Abstract

Fruit infected by pests or diseases and fruit harvests with different levels of ripeness cause a lack of marketability, decrease in economic value, and increase in crop waste. In this study, we propose a robust and generalized deep convolutional neural network (CNN) model via fine-tuning the pre-trained models for detecting black spot disease and ripeness levels in orange fruit. A dataset containing 1896 confirmed orange images in the farm in four classes (unripe, half-ripe, ripe, and infected with black spot disease) was used.

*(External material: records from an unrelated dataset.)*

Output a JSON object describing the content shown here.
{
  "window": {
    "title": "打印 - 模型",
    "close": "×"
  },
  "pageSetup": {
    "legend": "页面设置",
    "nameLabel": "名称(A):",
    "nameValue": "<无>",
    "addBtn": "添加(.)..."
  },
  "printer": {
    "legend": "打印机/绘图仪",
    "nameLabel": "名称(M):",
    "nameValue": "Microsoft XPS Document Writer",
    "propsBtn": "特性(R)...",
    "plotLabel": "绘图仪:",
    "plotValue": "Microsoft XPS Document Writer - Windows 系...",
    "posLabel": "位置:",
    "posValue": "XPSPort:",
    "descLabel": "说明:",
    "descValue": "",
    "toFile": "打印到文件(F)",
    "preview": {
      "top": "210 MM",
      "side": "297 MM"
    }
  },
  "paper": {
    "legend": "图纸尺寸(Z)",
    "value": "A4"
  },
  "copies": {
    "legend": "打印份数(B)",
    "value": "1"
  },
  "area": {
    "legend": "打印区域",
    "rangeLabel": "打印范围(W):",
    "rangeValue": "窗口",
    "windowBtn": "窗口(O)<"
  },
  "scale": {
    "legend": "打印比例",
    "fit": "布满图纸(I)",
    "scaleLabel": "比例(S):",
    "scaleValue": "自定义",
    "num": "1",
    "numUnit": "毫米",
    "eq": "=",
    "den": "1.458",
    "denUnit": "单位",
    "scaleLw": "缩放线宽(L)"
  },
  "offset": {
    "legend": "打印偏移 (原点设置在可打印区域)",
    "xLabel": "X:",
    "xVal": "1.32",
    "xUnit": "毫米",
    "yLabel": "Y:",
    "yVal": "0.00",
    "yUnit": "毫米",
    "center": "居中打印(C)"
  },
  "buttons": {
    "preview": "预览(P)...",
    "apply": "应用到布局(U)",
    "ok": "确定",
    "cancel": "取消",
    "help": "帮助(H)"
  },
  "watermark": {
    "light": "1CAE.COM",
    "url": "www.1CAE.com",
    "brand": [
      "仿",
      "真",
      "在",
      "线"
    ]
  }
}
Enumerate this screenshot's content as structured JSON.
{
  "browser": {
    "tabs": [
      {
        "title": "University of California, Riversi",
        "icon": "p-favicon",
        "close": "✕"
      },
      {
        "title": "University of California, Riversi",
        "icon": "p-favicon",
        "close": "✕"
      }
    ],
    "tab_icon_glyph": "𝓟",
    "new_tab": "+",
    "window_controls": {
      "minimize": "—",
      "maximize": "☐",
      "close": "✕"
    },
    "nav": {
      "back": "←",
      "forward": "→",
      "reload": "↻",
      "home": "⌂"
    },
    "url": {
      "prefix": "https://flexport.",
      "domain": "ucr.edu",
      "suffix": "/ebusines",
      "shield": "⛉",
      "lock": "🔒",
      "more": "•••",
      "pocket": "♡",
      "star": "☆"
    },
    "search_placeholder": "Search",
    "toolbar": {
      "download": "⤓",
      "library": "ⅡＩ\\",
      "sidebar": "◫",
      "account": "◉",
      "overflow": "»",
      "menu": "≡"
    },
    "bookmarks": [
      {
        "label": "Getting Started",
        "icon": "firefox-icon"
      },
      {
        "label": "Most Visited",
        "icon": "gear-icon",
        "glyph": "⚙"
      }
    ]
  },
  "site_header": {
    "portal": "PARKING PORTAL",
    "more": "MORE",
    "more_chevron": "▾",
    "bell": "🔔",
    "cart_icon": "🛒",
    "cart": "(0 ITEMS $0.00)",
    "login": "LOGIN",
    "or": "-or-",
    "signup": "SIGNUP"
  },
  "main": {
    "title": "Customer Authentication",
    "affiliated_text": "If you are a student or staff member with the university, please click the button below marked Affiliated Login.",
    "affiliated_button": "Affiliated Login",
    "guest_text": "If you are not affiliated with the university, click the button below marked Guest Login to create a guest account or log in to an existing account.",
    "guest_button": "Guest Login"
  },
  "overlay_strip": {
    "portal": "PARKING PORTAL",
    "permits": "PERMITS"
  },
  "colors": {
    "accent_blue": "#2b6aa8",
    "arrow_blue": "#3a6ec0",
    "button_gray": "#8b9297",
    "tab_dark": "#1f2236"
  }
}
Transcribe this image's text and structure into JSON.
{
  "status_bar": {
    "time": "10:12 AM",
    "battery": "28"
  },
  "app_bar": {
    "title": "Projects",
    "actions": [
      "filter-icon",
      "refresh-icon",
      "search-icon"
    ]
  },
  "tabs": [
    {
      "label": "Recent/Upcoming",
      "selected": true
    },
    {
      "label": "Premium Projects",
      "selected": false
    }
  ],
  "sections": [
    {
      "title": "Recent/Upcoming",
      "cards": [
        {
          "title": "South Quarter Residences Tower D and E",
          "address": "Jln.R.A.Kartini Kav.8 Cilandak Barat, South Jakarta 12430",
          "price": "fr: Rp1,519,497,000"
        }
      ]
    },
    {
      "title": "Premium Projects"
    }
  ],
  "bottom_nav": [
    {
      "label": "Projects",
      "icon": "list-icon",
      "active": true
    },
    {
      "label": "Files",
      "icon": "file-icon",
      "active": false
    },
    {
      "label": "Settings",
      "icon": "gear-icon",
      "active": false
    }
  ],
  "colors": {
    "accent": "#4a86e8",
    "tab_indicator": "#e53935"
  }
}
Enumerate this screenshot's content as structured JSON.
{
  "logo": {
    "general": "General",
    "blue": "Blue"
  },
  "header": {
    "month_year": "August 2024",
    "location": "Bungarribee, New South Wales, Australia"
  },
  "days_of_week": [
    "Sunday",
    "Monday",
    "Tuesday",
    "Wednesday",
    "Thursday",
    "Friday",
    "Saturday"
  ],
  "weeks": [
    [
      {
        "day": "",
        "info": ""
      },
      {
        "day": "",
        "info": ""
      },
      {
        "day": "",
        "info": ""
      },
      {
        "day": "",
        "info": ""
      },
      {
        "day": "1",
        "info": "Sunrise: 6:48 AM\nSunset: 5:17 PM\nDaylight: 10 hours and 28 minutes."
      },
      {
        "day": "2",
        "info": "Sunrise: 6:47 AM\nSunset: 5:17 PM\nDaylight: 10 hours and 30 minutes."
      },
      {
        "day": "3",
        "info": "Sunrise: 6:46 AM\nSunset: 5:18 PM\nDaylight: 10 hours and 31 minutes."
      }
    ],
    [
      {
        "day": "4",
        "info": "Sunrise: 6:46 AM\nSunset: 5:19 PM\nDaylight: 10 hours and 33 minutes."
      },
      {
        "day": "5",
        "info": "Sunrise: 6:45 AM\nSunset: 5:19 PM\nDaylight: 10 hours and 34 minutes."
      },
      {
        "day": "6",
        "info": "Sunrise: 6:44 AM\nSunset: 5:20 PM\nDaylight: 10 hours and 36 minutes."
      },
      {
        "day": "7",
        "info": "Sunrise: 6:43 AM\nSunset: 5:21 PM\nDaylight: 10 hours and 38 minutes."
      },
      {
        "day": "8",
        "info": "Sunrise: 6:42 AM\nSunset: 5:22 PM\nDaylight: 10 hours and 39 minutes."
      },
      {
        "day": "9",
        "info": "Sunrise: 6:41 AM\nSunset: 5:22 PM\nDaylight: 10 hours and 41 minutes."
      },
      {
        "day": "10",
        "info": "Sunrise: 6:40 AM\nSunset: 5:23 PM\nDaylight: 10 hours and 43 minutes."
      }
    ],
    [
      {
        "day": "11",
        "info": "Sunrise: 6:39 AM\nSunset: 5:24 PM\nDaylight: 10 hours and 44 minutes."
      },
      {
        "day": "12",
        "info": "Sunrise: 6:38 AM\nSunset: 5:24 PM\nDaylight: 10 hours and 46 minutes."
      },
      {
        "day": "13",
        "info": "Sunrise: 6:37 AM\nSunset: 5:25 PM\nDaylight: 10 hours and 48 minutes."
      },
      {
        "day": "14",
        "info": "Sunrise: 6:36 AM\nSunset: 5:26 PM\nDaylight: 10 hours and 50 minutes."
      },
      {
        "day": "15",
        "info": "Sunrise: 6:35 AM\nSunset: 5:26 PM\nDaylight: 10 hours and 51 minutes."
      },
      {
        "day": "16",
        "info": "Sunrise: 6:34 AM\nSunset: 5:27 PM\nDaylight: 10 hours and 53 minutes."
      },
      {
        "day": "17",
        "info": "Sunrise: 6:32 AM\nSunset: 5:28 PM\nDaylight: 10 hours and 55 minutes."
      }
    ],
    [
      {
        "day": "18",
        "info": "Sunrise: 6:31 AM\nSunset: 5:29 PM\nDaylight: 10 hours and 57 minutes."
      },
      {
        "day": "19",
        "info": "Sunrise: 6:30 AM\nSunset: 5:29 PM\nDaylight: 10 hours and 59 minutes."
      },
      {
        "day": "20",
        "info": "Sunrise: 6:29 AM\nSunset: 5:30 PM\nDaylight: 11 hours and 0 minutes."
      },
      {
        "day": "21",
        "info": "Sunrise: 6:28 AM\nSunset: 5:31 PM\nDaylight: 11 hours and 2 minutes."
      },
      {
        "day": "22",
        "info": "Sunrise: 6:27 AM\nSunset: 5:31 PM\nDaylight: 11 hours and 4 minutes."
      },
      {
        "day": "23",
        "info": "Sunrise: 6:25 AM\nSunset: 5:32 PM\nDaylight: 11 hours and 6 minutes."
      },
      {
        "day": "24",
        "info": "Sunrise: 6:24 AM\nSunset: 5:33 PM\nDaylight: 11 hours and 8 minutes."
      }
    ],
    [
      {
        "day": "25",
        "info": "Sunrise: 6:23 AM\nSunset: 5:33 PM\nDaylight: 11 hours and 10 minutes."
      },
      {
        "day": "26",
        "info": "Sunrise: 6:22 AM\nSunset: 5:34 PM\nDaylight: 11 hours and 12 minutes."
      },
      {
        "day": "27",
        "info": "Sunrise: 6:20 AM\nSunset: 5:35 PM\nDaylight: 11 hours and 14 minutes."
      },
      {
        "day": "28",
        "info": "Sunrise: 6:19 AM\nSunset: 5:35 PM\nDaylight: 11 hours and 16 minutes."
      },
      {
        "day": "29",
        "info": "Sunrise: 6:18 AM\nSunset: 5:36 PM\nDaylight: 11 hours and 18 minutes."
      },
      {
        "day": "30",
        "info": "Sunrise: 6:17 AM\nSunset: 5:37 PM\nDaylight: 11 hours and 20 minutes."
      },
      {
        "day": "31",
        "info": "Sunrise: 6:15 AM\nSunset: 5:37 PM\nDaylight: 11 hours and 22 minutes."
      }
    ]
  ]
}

In order to prevent overfitting and increase the robustness and generalizability of the model, instead of using fundamental data augmentation techniques, a novel learning-to-augment strategy that creates new data using noisy and restored images was employed. Controllers using the Bayesian optimization algorithm were utilized to select the optimal noise parameters of Gaussian, speckle, Poisson, and salt-and-pepper noise to generate new noisy images. A convolutional autoencoder model was developed to produce newly restored images affected by optimized noise density. The dataset augmented by the best policies of the learning-to-augment strategy was used to fine-tune several pre-trained models (GoogleNet, ResNet18, ResNet50, ShuffleNet, MobileNetv2, and DenseNet201). The results showed that the learning-to-augment strategy for the fine-tuned ResNet50 achieved the best performance with 99.5% accuracy, and 100% F-measure by assigning images infected with black spot disease as the positive class. The proposed automatic disease and fruit quality monitoring technique can be also used for the detection of other diseases in agriculture and forestry.